Eks Direktur Polinema Awan Setiawan ditahan atas dugaan korupsi pengadaan tanah kampus. Kerugian negara mencapai miliaran rupiah.

 

(Ilustrasi 3D mantan Direktur Polinema memakai rompi Kejati Jatim di ruang Tindak Pidana Khusus)

PortalJatim24.com - Polemik dugaan korupsi yang melibatkan mantan Direktur Politeknik Negeri Malang (Polinema), Awan Setiawan, kembali mencuat setelah Kejaksaan Tinggi Jawa Timur resmi menetapkannya sebagai tersangka dan melakukan penahanan. Kasus ini terkait dengan pengadaan tanah untuk perluasan kampus Polinema pada tahun anggaran 2019–2020 yang dinilai janggal dan berpotensi merugikan keuangan negara hingga puluhan miliar rupiah. Penahanan tersebut menimbulkan beragam respons, termasuk dari pimpinan Polinema

Eks Direktur Polinema Ditahan Terkait Dugaan Korupsi Pengadaan Tanah Rp42 Miliar

Kampus Tegaskan Kasus Ini Bersifat Personal, Bukan Institusional

Direktur Politeknik Negeri Malang (Polinema), Supriatna Adhisuwignjo, menyatakan keprihatinannya atas penahanan Awan Setiawan, eks Direktur Polinema periode 2017–2021, yang ditetapkan sebagai tersangka oleh Kejaksaan Tinggi (Kejati) Jawa Timur.

“Kami prihatin. Namun, penetapan yang sudah disampaikan aparat penegak hukum (APH) tidak menarik kesimpulan bahwa itu kasus Polinema, melainkan kasus personal,” kata Supriatna.

Ia menegaskan bahwa Polinema menghormati proses hukum yang berlaku dan menjadikan kasus ini sebagai refleksi untuk memperbaiki tata kelola institusi secara menyeluruh.

Modus Korupsi: Penilaian Harga Sepihak dan Tanah Tak Bersertifikat

Dugaan Kerugian Negara dari Transaksi Tanah Capai Puluhan Miliar Rupiah

Menurut Asisten Tindak Pidana Khusus Kejati Jatim, Saiful Bahri Siregar, kasus ini bermula dari rencana perluasan kampus Polinema pada anggaran tahun 2019–2020.

Dalam prosesnya, Awan Setiawan diduga melakukan penilaian harga tanah secara sepihak tanpa melibatkan jasa appraisal profesional. Nilai tanah yang ditentukan adalah Rp6 juta per meter persegi untuk lahan seluas 7.104 meter persegi—senilai total Rp42,6 miliar.

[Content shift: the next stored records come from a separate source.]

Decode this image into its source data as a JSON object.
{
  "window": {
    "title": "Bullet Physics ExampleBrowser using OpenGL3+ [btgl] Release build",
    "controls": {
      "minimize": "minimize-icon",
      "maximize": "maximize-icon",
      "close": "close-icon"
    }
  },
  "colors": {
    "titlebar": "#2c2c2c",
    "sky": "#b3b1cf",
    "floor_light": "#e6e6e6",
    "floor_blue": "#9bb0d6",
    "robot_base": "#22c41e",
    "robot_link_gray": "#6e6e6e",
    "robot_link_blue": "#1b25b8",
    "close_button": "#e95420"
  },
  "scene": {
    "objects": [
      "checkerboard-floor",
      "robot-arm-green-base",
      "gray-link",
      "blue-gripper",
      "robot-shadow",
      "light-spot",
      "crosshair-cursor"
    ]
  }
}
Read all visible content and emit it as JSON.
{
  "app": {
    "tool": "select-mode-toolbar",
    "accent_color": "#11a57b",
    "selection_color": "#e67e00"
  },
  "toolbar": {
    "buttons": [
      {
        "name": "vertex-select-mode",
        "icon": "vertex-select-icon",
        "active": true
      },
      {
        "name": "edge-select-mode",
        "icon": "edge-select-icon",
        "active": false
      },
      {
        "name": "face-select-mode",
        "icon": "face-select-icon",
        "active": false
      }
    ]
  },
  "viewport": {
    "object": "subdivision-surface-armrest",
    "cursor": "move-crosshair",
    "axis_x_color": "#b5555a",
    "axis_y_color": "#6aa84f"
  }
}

Selain itu, proses pembayaran dilakukan meskipun dua dari tiga bidang tanah belum bersertifikat dan tanpa surat kuasa dari semua pemilik sah tanah. Pembayaran uang muka sebesar Rp3,8 miliar dilakukan pada 30 Desember, menggunakan dokumen yang dimundurkan tanggalnya (backdate).

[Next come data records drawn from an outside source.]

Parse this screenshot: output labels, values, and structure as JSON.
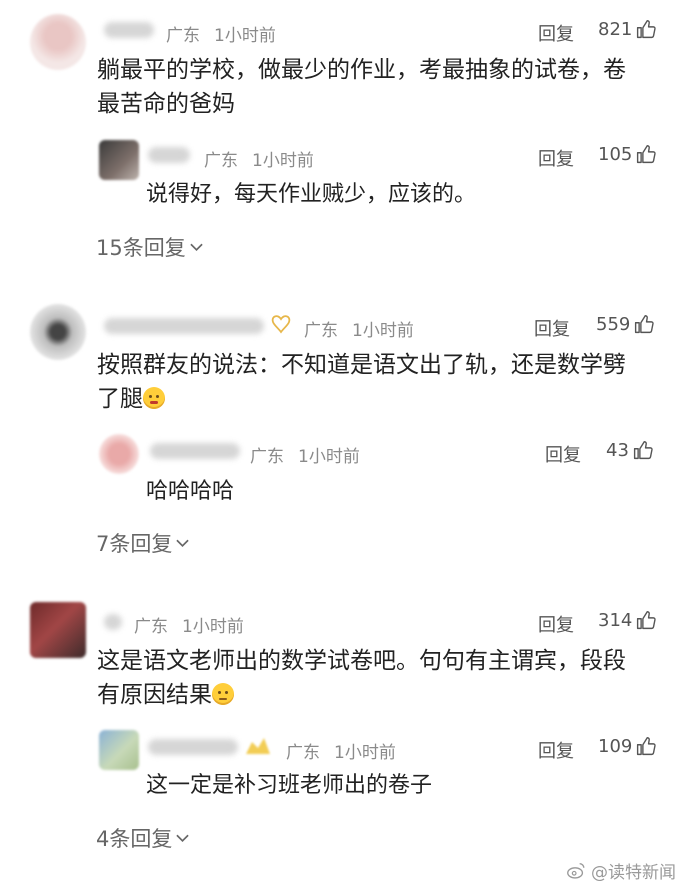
{
  "threads": [
    {
      "author_location": "广东",
      "time": "1小时前",
      "reply_label": "回复",
      "likes": "821",
      "text_line1": "躺最平的学校，做最少的作业，考最抽象的试卷，卷",
      "text_line2": "最苦命的爸妈",
      "reply": {
        "location": "广东",
        "time": "1小时前",
        "reply_label": "回复",
        "likes": "105",
        "text": "说得好，每天作业贼少，应该的。"
      },
      "more_replies": "15条回复"
    },
    {
      "author_location": "广东",
      "time": "1小时前",
      "reply_label": "回复",
      "likes": "559",
      "text_line1": "按照群友的说法：不知道是语文出了轨，还是数学劈",
      "text_line2": "了腿",
      "reply": {
        "location": "广东",
        "time": "1小时前",
        "reply_label": "回复",
        "likes": "43",
        "text": "哈哈哈哈"
      },
      "more_replies": "7条回复"
    },
    {
      "author_location": "广东",
      "time": "1小时前",
      "reply_label": "回复",
      "likes": "314",
      "text_line1": "这是语文老师出的数学试卷吧。句句有主谓宾，段段",
      "text_line2": "有原因结果",
      "reply": {
        "location": "广东",
        "time": "1小时前",
        "reply_label": "回复",
        "likes": "109",
        "text": "这一定是补习班老师出的卷子"
      },
      "more_replies": "4条回复"
    }
  ],
  "watermark": "@读特新闻",
  "icons": {
    "like": "thumbs-up-icon",
    "expand": "chevron-down-icon",
    "emoji_kiss": "kissing-face-emoji",
    "emoji_smile": "smiling-face-emoji",
    "weibo": "weibo-logo-icon"
  }
}
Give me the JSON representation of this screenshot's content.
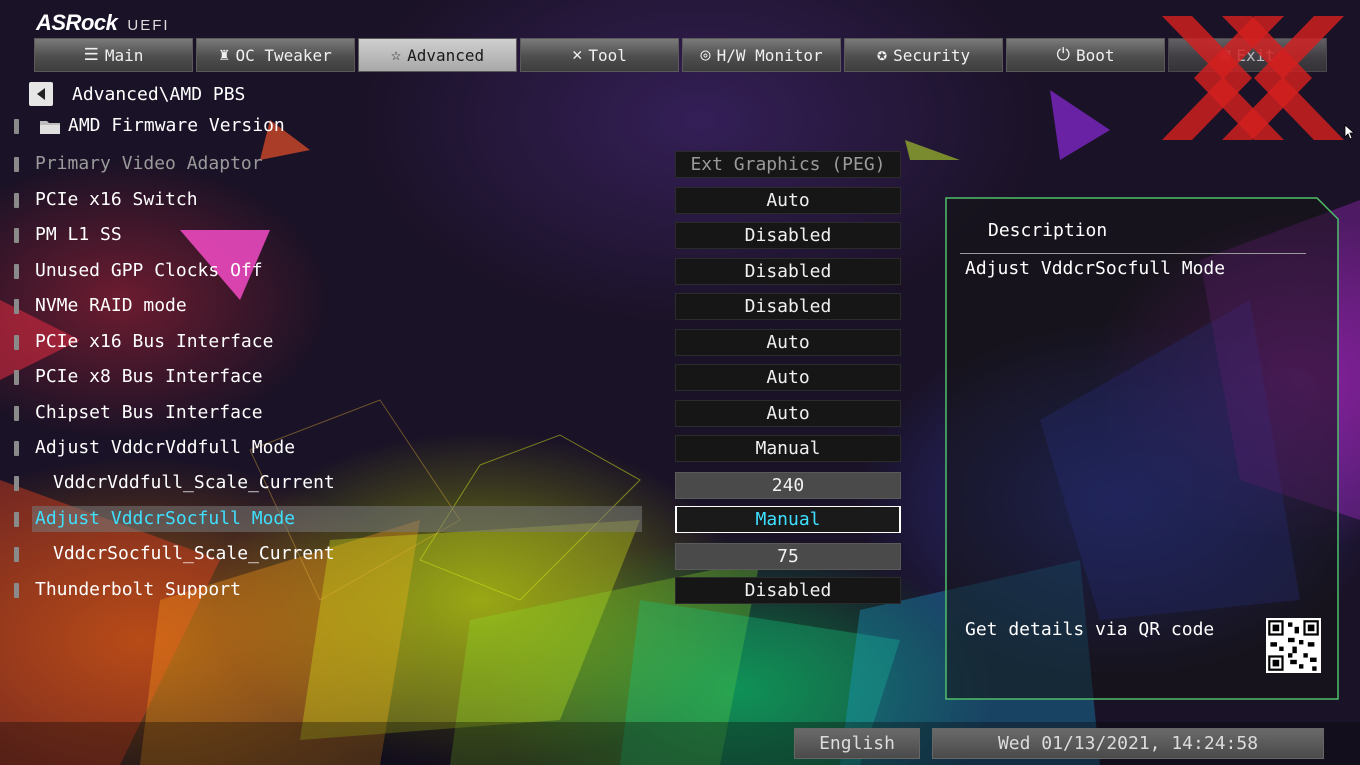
{
  "header": {
    "brand": "ASRock",
    "subtitle": "UEFI"
  },
  "tabs": [
    {
      "label": "Main",
      "icon": "list-icon"
    },
    {
      "label": "OC Tweaker",
      "icon": "rocket-icon"
    },
    {
      "label": "Advanced",
      "icon": "star-icon"
    },
    {
      "label": "Tool",
      "icon": "wrench-icon"
    },
    {
      "label": "H/W Monitor",
      "icon": "monitor-icon"
    },
    {
      "label": "Security",
      "icon": "shield-icon"
    },
    {
      "label": "Boot",
      "icon": "power-icon"
    },
    {
      "label": "Exit",
      "icon": "exit-icon"
    }
  ],
  "active_tab": "Advanced",
  "breadcrumb": "Advanced\\AMD PBS",
  "settings": [
    {
      "label": "AMD Firmware Version"
    },
    {
      "label": "Primary Video Adaptor",
      "value": "Ext Graphics (PEG)"
    },
    {
      "label": "PCIe x16 Switch",
      "value": "Auto"
    },
    {
      "label": "PM L1 SS",
      "value": "Disabled"
    },
    {
      "label": "Unused GPP Clocks Off",
      "value": "Disabled"
    },
    {
      "label": "NVMe RAID mode",
      "value": "Disabled"
    },
    {
      "label": "PCIe x16 Bus Interface",
      "value": "Auto"
    },
    {
      "label": "PCIe x8 Bus Interface",
      "value": "Auto"
    },
    {
      "label": "Chipset Bus Interface",
      "value": "Auto"
    },
    {
      "label": "Adjust VddcrVddfull Mode",
      "value": "Manual"
    },
    {
      "label": "VddcrVddfull_Scale_Current",
      "value": "240"
    },
    {
      "label": "Adjust VddcrSocfull Mode",
      "value": "Manual"
    },
    {
      "label": "VddcrSocfull_Scale_Current",
      "value": "75"
    },
    {
      "label": "Thunderbolt Support",
      "value": "Disabled"
    }
  ],
  "selected_setting": "Adjust VddcrSocfull Mode",
  "description": {
    "title": "Description",
    "text": "Adjust VddcrSocfull Mode",
    "qr_hint": "Get details via QR code"
  },
  "footer": {
    "language": "English",
    "datetime": "Wed 01/13/2021, 14:24:58"
  },
  "colors": {
    "highlight_text": "#3fe0ff",
    "panel_border": "#4fbf6a",
    "watermark": "#d42020"
  }
}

Pembayaran Tidak Diikuti Akuisisi Aset, Tanah Masuk Wilayah Terlarang

Tanah yang Dibeli Masuk Zona Jalan dan Sempadan Sungai

Kejati Jatim mengungkap bahwa pembayaran tahap selanjutnya mencapai total Rp22,6 miliar, tetapi hingga kini tidak ada proses pencatatan hak milik atau akuisisi aset oleh Polinema. Tanah yang dibeli juga sebagian besar berada di zona tidak layak bangun, yakni ruang manfaat jalan dan sempadan sungai.

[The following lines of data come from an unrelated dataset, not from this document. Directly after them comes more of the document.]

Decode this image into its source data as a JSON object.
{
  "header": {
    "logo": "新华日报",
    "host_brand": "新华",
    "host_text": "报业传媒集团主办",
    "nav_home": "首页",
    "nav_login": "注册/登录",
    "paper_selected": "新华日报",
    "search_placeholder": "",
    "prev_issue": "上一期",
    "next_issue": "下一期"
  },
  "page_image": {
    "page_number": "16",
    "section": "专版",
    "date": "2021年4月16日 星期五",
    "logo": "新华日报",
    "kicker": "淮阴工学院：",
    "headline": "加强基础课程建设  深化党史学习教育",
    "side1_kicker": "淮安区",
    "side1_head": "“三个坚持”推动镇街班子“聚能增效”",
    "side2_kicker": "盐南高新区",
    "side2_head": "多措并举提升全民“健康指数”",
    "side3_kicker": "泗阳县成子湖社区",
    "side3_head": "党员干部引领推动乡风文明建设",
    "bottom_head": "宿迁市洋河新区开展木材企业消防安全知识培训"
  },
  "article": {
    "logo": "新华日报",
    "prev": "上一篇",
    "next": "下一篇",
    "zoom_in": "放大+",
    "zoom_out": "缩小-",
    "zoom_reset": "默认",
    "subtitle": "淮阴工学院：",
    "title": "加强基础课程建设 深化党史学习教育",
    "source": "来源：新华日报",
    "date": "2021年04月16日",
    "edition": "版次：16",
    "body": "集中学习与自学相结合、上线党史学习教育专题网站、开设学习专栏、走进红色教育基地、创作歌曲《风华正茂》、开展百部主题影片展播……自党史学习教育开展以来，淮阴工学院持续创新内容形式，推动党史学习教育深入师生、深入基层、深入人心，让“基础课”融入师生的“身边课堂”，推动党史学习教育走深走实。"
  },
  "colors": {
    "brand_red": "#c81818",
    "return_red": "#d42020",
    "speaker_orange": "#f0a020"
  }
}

Ini bertentangan dengan tujuan pembangunan gedung kampus dan tidak sesuai dengan aturan tata ruang wilayah.

Dana BPHTB Juga Dipermasalahkan

Kejati juga mengidentifikasi bahwa dana sebesar Rp4,3 miliar dan Rp3,1 miliar dititipkan kepada notaris serta pihak internal Polinema untuk membayar Bea Perolehan Hak atas Tanah dan Bangunan (BPHTB), baik dari pihak penjual maupun pembeli.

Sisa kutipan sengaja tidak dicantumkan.